Fishing guide Dave Mallahan lives and guides on the Cowlitz, but because of the issues with the returns, he has not guided for springers on the tributary for some time.

“I might have made a couple trips on the Cowlitz, but I have switched to guiding on Drano Lake for springers for a few years now,” he said. “A few of those years it wasn’t even open for spring Chinook.”

Given the state of the return, Mallahan questions the need for any fishery on the Cowlitz this year.

“They are closing it without closing it,” said Mallahan. “If you need the fish that bad, why have it open at all? Either open it for hatchery fish, or close it.”

He also believes that the returning fish that can not be kept will be stressed by being caught and handled, possibly multiple times before they reach the hatchery.

He knows that many fishers will turn to other systems with better options this year, which could exacerbate crowding on those rivers.

WDFW maintains that they want to provide as many opportunities for anglers to harvest fish as they can.

Three other systems have had their daily limit of two hatchery adult spring Chinook reduced to one.

For instance, in the Wind River the daily limit will be six, with a two-adult limit, but only one can be a hatchery adipose fin-clipped Chinook.
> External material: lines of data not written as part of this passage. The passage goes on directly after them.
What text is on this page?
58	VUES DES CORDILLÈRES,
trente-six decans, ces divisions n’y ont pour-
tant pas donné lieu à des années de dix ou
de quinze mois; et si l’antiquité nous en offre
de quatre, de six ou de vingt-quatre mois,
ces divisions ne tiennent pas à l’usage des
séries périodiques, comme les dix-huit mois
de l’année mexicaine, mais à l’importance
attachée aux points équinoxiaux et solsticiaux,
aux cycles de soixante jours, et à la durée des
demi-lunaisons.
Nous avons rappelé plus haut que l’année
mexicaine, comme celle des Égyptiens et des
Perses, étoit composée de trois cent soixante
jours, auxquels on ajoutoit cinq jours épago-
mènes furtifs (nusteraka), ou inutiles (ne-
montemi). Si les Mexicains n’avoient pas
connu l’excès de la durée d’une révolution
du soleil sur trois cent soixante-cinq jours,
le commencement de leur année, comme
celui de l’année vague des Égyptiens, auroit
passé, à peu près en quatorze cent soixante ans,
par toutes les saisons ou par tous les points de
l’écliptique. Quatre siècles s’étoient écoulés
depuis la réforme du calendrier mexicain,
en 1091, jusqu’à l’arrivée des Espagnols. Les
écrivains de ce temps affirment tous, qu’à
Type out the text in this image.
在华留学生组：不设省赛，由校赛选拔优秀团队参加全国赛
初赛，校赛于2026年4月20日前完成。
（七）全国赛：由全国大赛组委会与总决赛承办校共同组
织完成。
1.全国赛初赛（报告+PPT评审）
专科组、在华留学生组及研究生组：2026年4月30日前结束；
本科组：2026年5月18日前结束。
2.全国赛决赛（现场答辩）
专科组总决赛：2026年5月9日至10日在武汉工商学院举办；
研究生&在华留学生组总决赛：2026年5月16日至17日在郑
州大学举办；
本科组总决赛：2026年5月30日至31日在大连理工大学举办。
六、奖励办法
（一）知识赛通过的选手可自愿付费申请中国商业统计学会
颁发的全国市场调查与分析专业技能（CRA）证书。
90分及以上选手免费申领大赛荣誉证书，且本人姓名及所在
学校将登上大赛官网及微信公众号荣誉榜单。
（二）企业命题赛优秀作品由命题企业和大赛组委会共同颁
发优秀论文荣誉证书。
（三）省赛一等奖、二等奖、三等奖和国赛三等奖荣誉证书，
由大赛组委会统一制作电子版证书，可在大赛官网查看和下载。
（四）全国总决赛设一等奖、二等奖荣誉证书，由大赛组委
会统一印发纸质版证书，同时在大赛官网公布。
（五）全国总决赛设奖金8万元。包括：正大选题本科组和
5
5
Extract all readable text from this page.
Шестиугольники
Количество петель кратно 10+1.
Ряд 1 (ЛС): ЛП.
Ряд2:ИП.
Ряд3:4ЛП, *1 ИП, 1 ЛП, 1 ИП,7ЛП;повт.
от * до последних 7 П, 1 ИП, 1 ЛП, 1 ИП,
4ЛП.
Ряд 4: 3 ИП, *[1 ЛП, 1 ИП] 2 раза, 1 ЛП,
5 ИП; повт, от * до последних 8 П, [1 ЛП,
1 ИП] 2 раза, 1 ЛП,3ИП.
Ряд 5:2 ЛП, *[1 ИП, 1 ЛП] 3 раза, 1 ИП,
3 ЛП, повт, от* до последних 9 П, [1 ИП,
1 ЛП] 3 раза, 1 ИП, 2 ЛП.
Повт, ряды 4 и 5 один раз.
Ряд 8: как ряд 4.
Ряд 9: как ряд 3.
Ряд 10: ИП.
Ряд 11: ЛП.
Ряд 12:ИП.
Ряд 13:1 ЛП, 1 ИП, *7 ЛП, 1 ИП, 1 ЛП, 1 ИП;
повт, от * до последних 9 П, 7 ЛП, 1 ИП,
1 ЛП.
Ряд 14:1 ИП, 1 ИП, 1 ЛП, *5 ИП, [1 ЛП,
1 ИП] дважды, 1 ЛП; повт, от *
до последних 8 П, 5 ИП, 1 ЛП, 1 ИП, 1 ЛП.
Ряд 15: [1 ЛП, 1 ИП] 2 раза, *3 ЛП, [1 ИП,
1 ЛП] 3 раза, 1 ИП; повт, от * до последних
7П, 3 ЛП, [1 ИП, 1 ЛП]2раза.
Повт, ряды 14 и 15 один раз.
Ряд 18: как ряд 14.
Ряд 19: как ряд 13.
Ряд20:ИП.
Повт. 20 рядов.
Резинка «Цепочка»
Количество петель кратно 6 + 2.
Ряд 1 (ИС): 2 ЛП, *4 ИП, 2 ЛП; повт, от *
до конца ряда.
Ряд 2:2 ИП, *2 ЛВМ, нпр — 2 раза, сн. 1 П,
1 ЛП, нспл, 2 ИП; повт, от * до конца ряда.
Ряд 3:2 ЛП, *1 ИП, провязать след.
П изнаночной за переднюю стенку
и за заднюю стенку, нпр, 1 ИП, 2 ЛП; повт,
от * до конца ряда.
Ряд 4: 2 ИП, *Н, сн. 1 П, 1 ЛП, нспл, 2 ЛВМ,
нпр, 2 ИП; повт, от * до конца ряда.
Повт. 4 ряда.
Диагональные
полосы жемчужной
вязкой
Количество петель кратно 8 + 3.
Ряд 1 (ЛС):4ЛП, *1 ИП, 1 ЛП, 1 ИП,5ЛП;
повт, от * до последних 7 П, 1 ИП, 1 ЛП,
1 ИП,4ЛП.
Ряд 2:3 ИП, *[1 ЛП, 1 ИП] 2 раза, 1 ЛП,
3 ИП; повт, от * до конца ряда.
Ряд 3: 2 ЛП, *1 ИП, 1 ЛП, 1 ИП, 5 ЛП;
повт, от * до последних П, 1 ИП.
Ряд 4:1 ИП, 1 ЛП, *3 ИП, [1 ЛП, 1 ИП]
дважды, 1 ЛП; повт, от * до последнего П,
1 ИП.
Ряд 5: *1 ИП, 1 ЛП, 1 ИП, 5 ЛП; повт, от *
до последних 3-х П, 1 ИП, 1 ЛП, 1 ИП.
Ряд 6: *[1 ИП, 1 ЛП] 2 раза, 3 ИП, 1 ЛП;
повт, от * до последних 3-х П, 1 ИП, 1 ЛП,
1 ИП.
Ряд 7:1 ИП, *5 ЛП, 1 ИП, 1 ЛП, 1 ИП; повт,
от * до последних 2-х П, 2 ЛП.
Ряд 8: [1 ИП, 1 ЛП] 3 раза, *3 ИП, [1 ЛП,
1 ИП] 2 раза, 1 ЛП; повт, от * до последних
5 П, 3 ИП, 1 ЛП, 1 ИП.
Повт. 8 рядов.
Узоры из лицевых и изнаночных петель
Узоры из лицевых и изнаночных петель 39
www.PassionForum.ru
The river is expected to see a return of 4,156 adults. Anglers must release all salmon other than hatchery Chinook and hatchery coho. All wild steelhead must be released.

Likewise, Drano Lake has had its daily limit reduced to one adult Chinook as part of a two-adult limit. The system is expected to see a return of 5,273 adult Chinook.

In the Kalama River the news is the same, with only one hatchery adult Chinook allowed as part of a two-adult limit.

Anglers are reminded that the state may alter these rules and limits as needed if the returns come in less than expected. Always check the regulations and emergency rules section of the WDFW website before fishing.